Many animals such as horses, pigs and various species of wildlife suffer from exertional rhabdomyolysis or capture myopathy, but it is not normally encountered in sheep. However, it has been reported in sheep that are chased excessively by dogs (Radostits et al 2010). This is a case report in which 10 of 600 ewes died from exertional rhabdomyolysis after being harassed by dogs.
The Young office of the Lachlan LHPA was contacted to discuss the cause of young ewes dying. The mob of 600, two-year-old Merino ewes were just joined. Over the previous few weeks, the producer found the occasional ewe that was unable to stand but otherwise appeared bright and alert with no signs of trauma. The ewes had not responded to a proprietary mix of calcium borogluconate, magnesium, phosphorus and glucose or rest with hand feeding. After a few days, they either died or were euthanized.
On 22/4/13, the producer presented a ewe in lateral recumbency. She had increased respirations and was reluctant to move her limbs. She had a rectal temperature of 40.2, a heart rate of 120 bpm and was in body condition score 4.0. On presentation, the producer advised that a dog had been seen in the paddock chasing the mob the day before.
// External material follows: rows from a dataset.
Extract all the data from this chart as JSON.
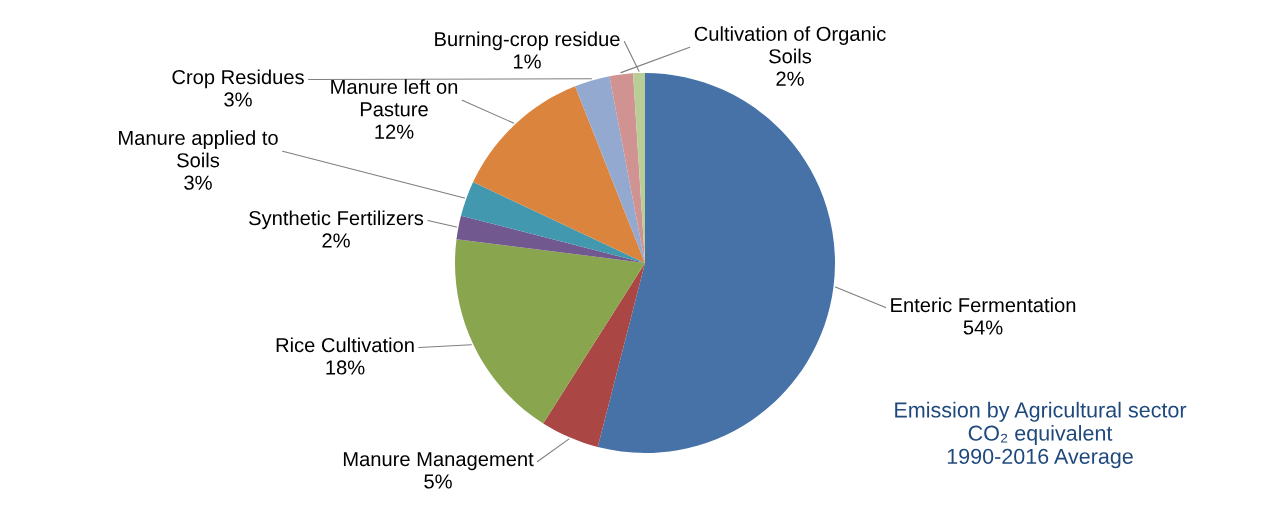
{
  "chart_data": {
    "type": "pie",
    "categories": [
      "Enteric Fermentation",
      "Manure Management",
      "Rice Cultivation",
      "Synthetic Fertilizers",
      "Manure applied to\nSoils",
      "Manure left on\nPasture",
      "Crop Residues",
      "Cultivation of Organic\nSoils",
      "Burning-crop residue"
    ],
    "values": [
      54,
      5,
      18,
      2,
      3,
      12,
      3,
      2,
      1
    ],
    "value_labels": [
      "54%",
      "5%",
      "18%",
      "2%",
      "3%",
      "12%",
      "3%",
      "2%",
      "1%"
    ],
    "colors": [
      "#4672a8",
      "#aa4643",
      "#89a54e",
      "#71588f",
      "#4198af",
      "#db843d",
      "#93a9cf",
      "#d19392",
      "#b9cd96"
    ],
    "annotations": [
      "Emission by Agricultural sector\nCO₂ equivalent\n1990-2016 Average"
    ],
    "legend": false
  }
}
An inspection of the legs revealed a small puncture wound on the left hock. Both hind legs had firm swelling just proximal to the hock joint and generalized swelling below the hock.
On post-mortem, there was severe generalized hemorrhage of the distal hind legs and both gastrocnemius muscles appeared to be ruptured. The muscles were pale and firm on cut surface.
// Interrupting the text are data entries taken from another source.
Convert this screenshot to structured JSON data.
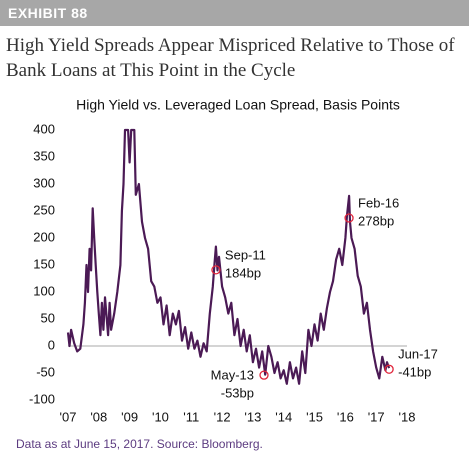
{
  "header": "EXHIBIT 88",
  "title": "High Yield Spreads Appear Mispriced Relative to Those of Bank Loans at This Point in the Cycle",
  "footer": "Data as at June 15, 2017. Source: Bloomberg.",
  "chart_data": {
    "type": "line",
    "title": "High Yield vs. Leveraged Loan Spread, Basis Points",
    "x": [
      2007.0,
      2007.05,
      2007.1,
      2007.2,
      2007.3,
      2007.4,
      2007.5,
      2007.55,
      2007.6,
      2007.65,
      2007.7,
      2007.75,
      2007.8,
      2007.85,
      2007.9,
      2007.95,
      2008.0,
      2008.05,
      2008.1,
      2008.15,
      2008.2,
      2008.3,
      2008.35,
      2008.4,
      2008.5,
      2008.6,
      2008.7,
      2008.75,
      2008.8,
      2008.85,
      2008.95,
      2009.0,
      2009.05,
      2009.15,
      2009.2,
      2009.3,
      2009.4,
      2009.5,
      2009.6,
      2009.7,
      2009.8,
      2009.9,
      2010.0,
      2010.1,
      2010.2,
      2010.3,
      2010.4,
      2010.5,
      2010.6,
      2010.7,
      2010.8,
      2010.9,
      2011.0,
      2011.1,
      2011.2,
      2011.3,
      2011.4,
      2011.5,
      2011.6,
      2011.7,
      2011.75,
      2011.8,
      2011.85,
      2011.9,
      2012.0,
      2012.1,
      2012.2,
      2012.3,
      2012.4,
      2012.5,
      2012.6,
      2012.7,
      2012.8,
      2012.9,
      2013.0,
      2013.1,
      2013.2,
      2013.3,
      2013.4,
      2013.5,
      2013.6,
      2013.7,
      2013.8,
      2013.9,
      2014.0,
      2014.1,
      2014.2,
      2014.3,
      2014.4,
      2014.5,
      2014.6,
      2014.7,
      2014.8,
      2014.9,
      2015.0,
      2015.1,
      2015.2,
      2015.3,
      2015.4,
      2015.5,
      2015.6,
      2015.7,
      2015.8,
      2015.9,
      2016.0,
      2016.05,
      2016.12,
      2016.15,
      2016.2,
      2016.3,
      2016.4,
      2016.5,
      2016.6,
      2016.7,
      2016.8,
      2016.9,
      2017.0,
      2017.1,
      2017.2,
      2017.3,
      2017.35,
      2017.42
    ],
    "series": [
      {
        "color": "#4b1a55",
        "values": [
          25,
          0,
          30,
          5,
          -10,
          -5,
          40,
          80,
          150,
          100,
          180,
          140,
          255,
          200,
          150,
          100,
          60,
          20,
          80,
          30,
          90,
          20,
          80,
          30,
          60,
          100,
          150,
          250,
          300,
          400,
          400,
          340,
          400,
          400,
          280,
          300,
          230,
          200,
          180,
          120,
          110,
          80,
          90,
          40,
          75,
          20,
          60,
          40,
          65,
          10,
          35,
          -5,
          25,
          -5,
          10,
          -20,
          5,
          -10,
          60,
          110,
          150,
          184,
          140,
          165,
          110,
          90,
          60,
          80,
          20,
          50,
          0,
          30,
          -10,
          20,
          -30,
          -5,
          -40,
          -10,
          -53,
          0,
          -20,
          -50,
          -30,
          -60,
          -45,
          -70,
          -30,
          -60,
          -40,
          -70,
          -10,
          -50,
          30,
          0,
          40,
          10,
          60,
          30,
          70,
          100,
          120,
          160,
          180,
          150,
          200,
          240,
          278,
          230,
          200,
          180,
          130,
          110,
          60,
          80,
          30,
          -10,
          -40,
          -60,
          -20,
          -45,
          -30,
          -41
        ]
      }
    ],
    "xlim": [
      2007,
      2018
    ],
    "xticks": [
      {
        "value": 2007,
        "label": "'07"
      },
      {
        "value": 2008,
        "label": "'08"
      },
      {
        "value": 2009,
        "label": "'09"
      },
      {
        "value": 2010,
        "label": "'10"
      },
      {
        "value": 2011,
        "label": "'11"
      },
      {
        "value": 2012,
        "label": "'12"
      },
      {
        "value": 2013,
        "label": "'13"
      },
      {
        "value": 2014,
        "label": "'14"
      },
      {
        "value": 2015,
        "label": "'15"
      },
      {
        "value": 2016,
        "label": "'16"
      },
      {
        "value": 2017,
        "label": "'17"
      },
      {
        "value": 2018,
        "label": "'18"
      }
    ],
    "ylim": [
      -100,
      400
    ],
    "yticks": [
      400,
      350,
      300,
      250,
      200,
      150,
      100,
      50,
      0,
      -50,
      -100
    ],
    "zero_line": true,
    "annotations": [
      {
        "x": 2011.8,
        "y": 141,
        "lines": [
          "Sep-11",
          "184bp"
        ],
        "side": "right"
      },
      {
        "x": 2016.12,
        "y": 237,
        "lines": [
          "Feb-16",
          "278bp"
        ],
        "side": "right"
      },
      {
        "x": 2013.36,
        "y": -54,
        "lines": [
          "May-13",
          "-53bp"
        ],
        "side": "left"
      },
      {
        "x": 2017.42,
        "y": -43,
        "lines": [
          "Jun-17",
          "-41bp"
        ],
        "side": "right"
      }
    ],
    "marker_color": "#e0243a"
  }
}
Histopathology of these muscles confirmed extensive areas of necrosis and haemorrhages infiltrated by macrophages and neutrophils. The finding of severe, subacute myonecrosis was consistent with exertional rhabdomyolysis. The biochemical profile also confirmed severe muscle damage.
|AST||0 - 130 U/L||2433|
|Bilirubin||0.0 - 6.8 umol/L||20.3|
|CK||0 - 300 U/L||8502|
|Urea||2.9 - 7.1 umol/L||7.8|
The brain was submitted for TSE surveillance and found to be negative.
Capture Myopathy has four distinct clinical syndromes (Fowler 1993).
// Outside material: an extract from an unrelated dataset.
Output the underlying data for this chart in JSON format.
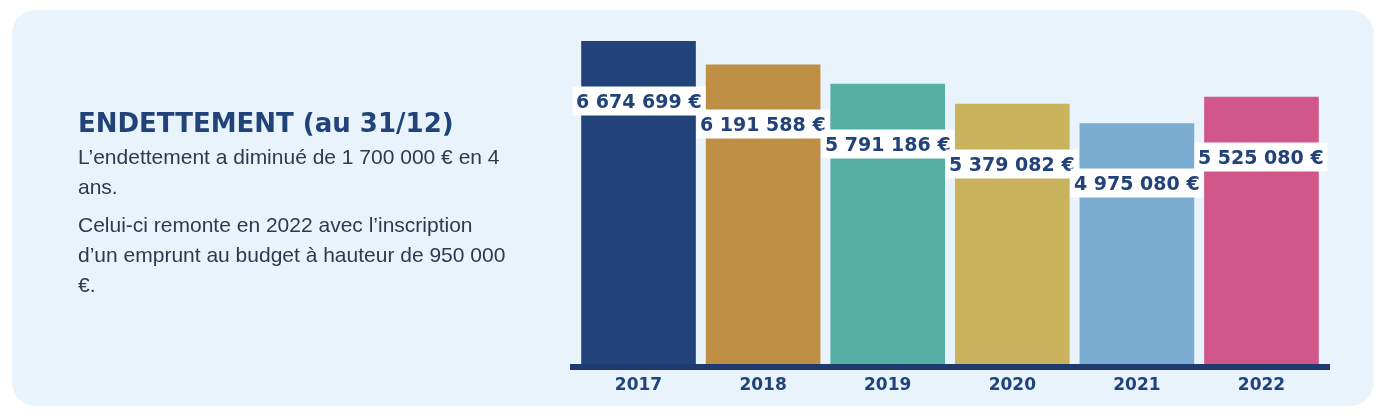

1. Capture shock - usually results in death within 1-6 hours of capture and includes signs of depression, shallow rapid breathing, tachycardia, and fever followed by death. Post mortem lesions include congestion and oedema of the lungs and severe congestion of the small intestine and liver.
2. Ataxic myoglobinuric - is generally the most common of the syndromes and appears within a few hours to several days post-exertion. Clinically these animals show ataxia and myoglobinuria. If signs are mild, the animal may recover but more severely affected animals die. Muscle enzymes and BUN are elevated. The lesions are found in the kidneys (swollen and dark) and the skeletal muscles (pale dry areas in lumbar muscles and in flexor and extensor muscles of the limbs).
3. Ruptured muscles - Clinical signs tend to appear after 24-48 hours and are manifested by a marked drop in the hindquarters or an inability to stand. Muscle enzymes are markedly elevated while BUN tends to be normal or only slightly elevated. Grossly there is massive subcutaneous haemorrhage of the hind limbs. Multiple small to large ruptures can be found mostly in the gastrocnemius, subscapularis, middle and deep gluteal, semitendinosis and semimembranosis muscles. The lesions are bilateral but not symmetrical.
4. Delayed - peracute - this form is rare and occurs after 24 hours post-exertion. Animals die from ventricular fibrillation after trying to move suddenly when disturbed or stressed.
One ewe (Figure 3) showed the ruptured muscle syndrome from the dog chasing the mob for a lengthy period. Though the dog did not appear to attack the sheep and produce typical "dog attack" wounds, the damage was still substantial with a total of 10 ewes lost out of 600.